Proprio nelle comunità radunate dalla sua predicazione, proprio nella fede delle genti che accolgono la predicazione della croce di Cristo, proprio in questi gruppetti di cristiani che si radunano nelle case portandovi il loro entusiasmo e anche le lor meschinità, proprio diventa storia il mistero di Cristo, e siate in grado di comprendere con tutti i santi quale sia l’ampiezza, la lunghezza, l’altezza, la profondità e di conoscere l’amore di Cristo che supera ogni conoscenza, perché siate ricolmi di tutta la pienezza di Dio (Ef 3,18-19).
- Il compimento dell’umanità incompiuta.
Nella vita stentata delle comunità dei santi, nelle loro fatiche e contraddizioni, in un contesto poco favorevole, c’è dunque una promessa di pienezza, una vocazione al compimento.
Sembra, in realtà, di abitare un tempo che consiglia di stare fermi, piuttosto che di andare avanti, di accontentarsi piuttosto che di coltivare grandi, nobili, affascinanti desideri, di difendere le posizioni occupate piuttosto che spingersi verso una terra promessa, un paradiso.
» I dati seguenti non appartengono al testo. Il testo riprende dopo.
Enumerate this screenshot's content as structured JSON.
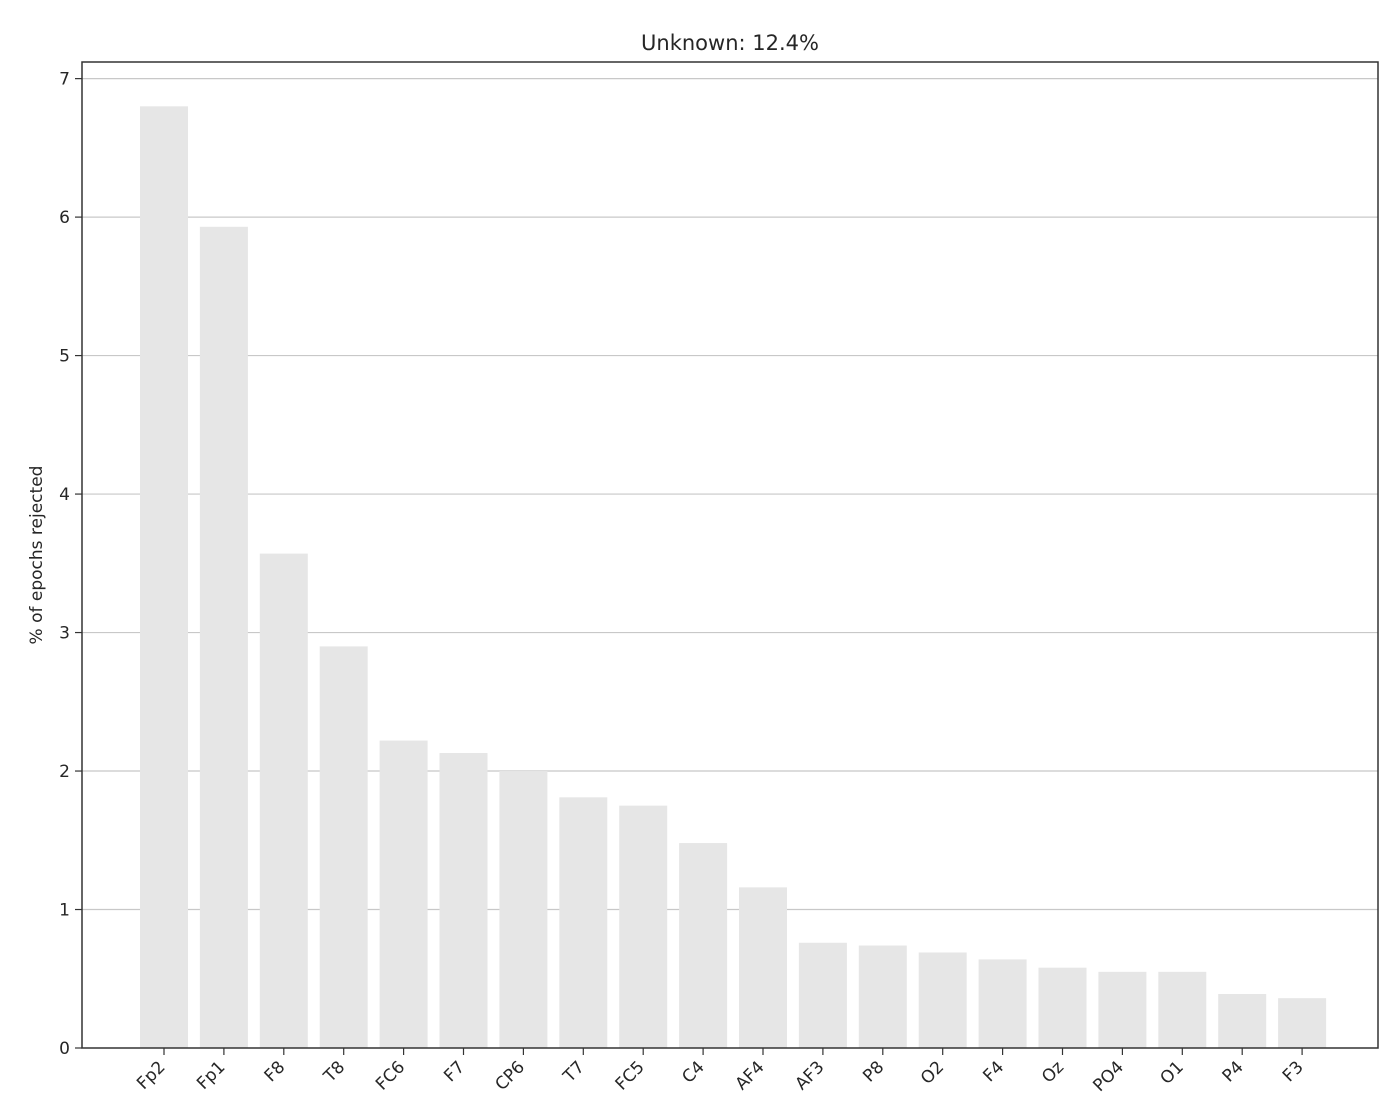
{
  "chart_data": {
    "type": "bar",
    "title": "Unknown: 12.4%",
    "xlabel": "",
    "ylabel": "% of epochs rejected",
    "categories": [
      "Fp2",
      "Fp1",
      "F8",
      "T8",
      "FC6",
      "F7",
      "CP6",
      "T7",
      "FC5",
      "C4",
      "AF4",
      "AF3",
      "P8",
      "O2",
      "F4",
      "Oz",
      "PO4",
      "O1",
      "P4",
      "F3"
    ],
    "values": [
      6.8,
      5.93,
      3.57,
      2.9,
      2.22,
      2.13,
      2.0,
      1.81,
      1.75,
      1.48,
      1.16,
      0.76,
      0.74,
      0.69,
      0.64,
      0.58,
      0.55,
      0.55,
      0.39,
      0.36
    ],
    "yticks": [
      0,
      1,
      2,
      3,
      4,
      5,
      6,
      7
    ],
    "ylim": [
      0,
      7.12
    ],
    "grid": "horizontal",
    "bar_color": "#e6e6e6",
    "grid_color": "#c8c8c8",
    "axis_color": "#333333"
  }
}
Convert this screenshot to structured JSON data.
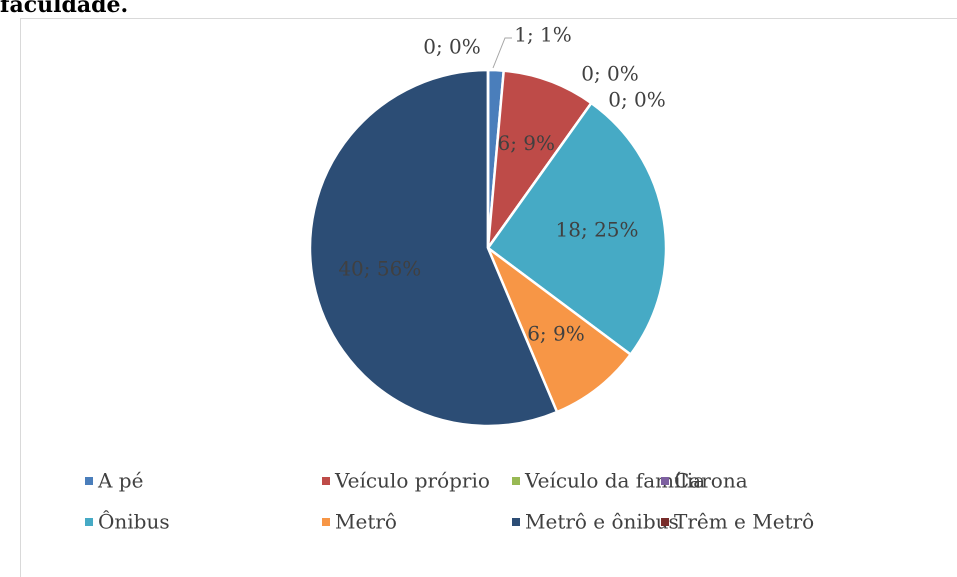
{
  "chart_data": {
    "type": "pie",
    "title": "faculdade.",
    "categories": [
      "A pé",
      "Veículo próprio",
      "Veículo da família",
      "Carona",
      "Ônibus",
      "Metrô",
      "Metrô e ônibus",
      "Trêm e Metrô"
    ],
    "values": [
      1,
      6,
      0,
      0,
      18,
      6,
      40,
      0
    ],
    "value_labels": [
      "1; 1%",
      "6; 9%",
      "0; 0%",
      "0; 0%",
      "18; 25%",
      "6; 9%",
      "40; 56%",
      "0; 0%"
    ],
    "colors": [
      "#4a7ebb",
      "#be4b48",
      "#98b954",
      "#7d60a0",
      "#46aac5",
      "#f79646",
      "#2c4d75",
      "#772c2a"
    ],
    "legend": "bottom"
  }
}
Tra gente di questo nostro tempo si è diffuso la persuasione che il futuro sia più da temere che da desiderare. Perciò abitano nell’animo delle persone desideri che sembrano destinati a rimanere sogni, cammini che sembrano segnati da una interruzione irrimediabile. Abitiamo una umanità incompiuta senza speranza di compimento. Vorrei essere felice, ma bisogna accontentarsi di essere tranquillo e godersi qualche momento di allegria. Vorrei essere amato e amare di un amore fedele, eterno, ma bisogna accontentarsi del provvisorio. Vorrei sapere la verità, avere le risposte alle domande che mi inquietano, ma bisogna accontentarsi di condividere le opinioni più diffuse e le incertezze meno precarie. Vorrei vivere bene, per sempre, ma bisogna accontentarsi di una vita che va, inevitabilmente verso la morte.
- A ciascuno la grazia, secondo la misura del dono di Cristo.
L’edificazione del corpo di Cristo è la strada da percorrere per giungere alla pienezza escatologica, cosmica, la pienezza di Cristo.
Paolo si rallegra contemplando la varietà dei doni che diventano ministeri per l’edificazione del corpo di Cristo: egli ha dato ad alcuni di essere apostoli, ad altri di essere profeti … evangelisti … pastori … maestri.
All’inizio di una nuova epoca della storia della Chiesa, san Carlo, dopo il Concilio di Trento, anche per arginare il dilagare della riforma luterana, ha interpretato la molteplicità dei doni per il ministero in modo specialmente clericale, investendo molto sulla formazione dei preti e aspettandosi molto dal clero. San Carlo, anche se in vita non è sembrato molto incline all’entusiasmo, si rallegra ora contemplando i molti frutti che la sua opera infaticabile ha portato, grazie alle virtù e alla dedizione del clero formato secondo le sue indicazioni.
Forse stiamo vivendo anche noi un’epoca nuova della storia della Chiesa e neppure noi sembriamo tanto inclini all’entusiasmo.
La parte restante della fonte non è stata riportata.